Update : 09 Aug 2014, 09:50 PM

It was around 4pm on June 14, 2014, when a team of around 200 BGB soldiers (Border Guard Bangladesh) attacked some women planting a banana tree on their own land in Babuchora, Dighinala upazila, Khagracahri district. BGB men fired rubber bullets and tear gas and charged batons on them, evicting 84 people from 21 families from their own homes.

This episode was narrated yesterday by 16 year-old Apshari Chakma, a victim of the incident, at a press conference arranged by eight organisations including Pahari Chhatra Parishad, Hill Women’s Federation and Sajek Land Rights Protection Committee at the National Press Club in the capital.

“Around 18 people were injured and BGB filed false cases against 150 indigenous people with Dighinala police station,” Apshari said.

Apshari and her mother were among the accused in the cases. They were detained by police while being treated at Khagrachari District Hospital on June 17. Apshari was held for 12 days at a juvenile correctional centre. She was later released on bail.
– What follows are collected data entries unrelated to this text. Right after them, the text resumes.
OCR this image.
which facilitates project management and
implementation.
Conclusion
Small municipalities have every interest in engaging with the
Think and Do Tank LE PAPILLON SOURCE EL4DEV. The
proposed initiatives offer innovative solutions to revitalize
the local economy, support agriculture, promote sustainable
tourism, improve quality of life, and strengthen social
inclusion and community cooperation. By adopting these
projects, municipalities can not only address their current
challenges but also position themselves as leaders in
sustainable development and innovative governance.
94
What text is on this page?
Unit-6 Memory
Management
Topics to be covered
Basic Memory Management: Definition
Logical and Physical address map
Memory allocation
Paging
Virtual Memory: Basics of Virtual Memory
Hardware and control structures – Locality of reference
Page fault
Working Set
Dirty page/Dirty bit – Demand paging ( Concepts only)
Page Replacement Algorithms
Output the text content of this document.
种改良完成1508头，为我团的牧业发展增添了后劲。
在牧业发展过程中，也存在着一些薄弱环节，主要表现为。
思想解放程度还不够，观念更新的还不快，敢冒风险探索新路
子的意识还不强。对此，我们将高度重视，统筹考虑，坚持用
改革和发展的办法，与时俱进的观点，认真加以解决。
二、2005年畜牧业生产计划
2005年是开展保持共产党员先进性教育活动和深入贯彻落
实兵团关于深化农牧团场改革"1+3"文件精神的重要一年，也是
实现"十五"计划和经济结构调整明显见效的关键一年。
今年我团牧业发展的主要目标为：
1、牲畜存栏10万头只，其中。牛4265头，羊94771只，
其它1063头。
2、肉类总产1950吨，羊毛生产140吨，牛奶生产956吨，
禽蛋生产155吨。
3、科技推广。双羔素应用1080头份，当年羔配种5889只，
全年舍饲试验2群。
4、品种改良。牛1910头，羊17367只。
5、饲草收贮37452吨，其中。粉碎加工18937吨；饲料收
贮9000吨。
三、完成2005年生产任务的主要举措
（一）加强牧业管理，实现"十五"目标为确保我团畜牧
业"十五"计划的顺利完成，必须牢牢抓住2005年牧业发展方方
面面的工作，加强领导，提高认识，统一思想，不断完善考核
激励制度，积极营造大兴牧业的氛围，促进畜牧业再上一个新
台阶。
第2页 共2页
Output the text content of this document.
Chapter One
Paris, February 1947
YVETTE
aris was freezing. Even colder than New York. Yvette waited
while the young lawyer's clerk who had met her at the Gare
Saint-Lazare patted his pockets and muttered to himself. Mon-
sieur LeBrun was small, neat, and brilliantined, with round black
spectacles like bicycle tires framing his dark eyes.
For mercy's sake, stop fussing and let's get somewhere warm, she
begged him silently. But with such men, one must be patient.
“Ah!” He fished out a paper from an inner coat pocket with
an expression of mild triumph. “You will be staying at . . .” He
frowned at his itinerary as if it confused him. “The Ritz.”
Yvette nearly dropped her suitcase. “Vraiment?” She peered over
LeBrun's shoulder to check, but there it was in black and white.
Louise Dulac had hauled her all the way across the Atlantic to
She said BGB 51 battalion members were forcibly taking over 29.81 acres of land in order to build a head office for the force. Eighty-four people, 20 of them children, took shelter in two rooms of Babuchora High School. The children have stopped going to school out of fear. Many were sick due to the poor living conditions, she said.

“What fault have we committed? Why are we being evicted from our own land?” asked Pragyan Jyoti Chakma, a member of Dighinala Land Protection Committee.

“Our houses, cattle and even clothes were seized by the BGB. They are barring us from entering our own homes. Our income depends on our resources like cattle and poultry. We’ve been made into beggars,” he said.

In addition to occupying 21 families’ homesteads, the BGB also occupied the sites of a now-defunct government primary school and a Buddhist temple. Around 105 students used to study at the Number 2 Baghaichari Government Primary School, but it is no longer in operation.

Members of the 21 evicted families came to the capital to publicise their plight. They demanded that their land is returned to them, that false cases against them are dropped, that corrupt BGB and police personnel are punished, that detainees held under the false cases are released, that victims of the eviction are compensated for their financial and psychological distress, and that officers of the state no longer victimise indigenous people.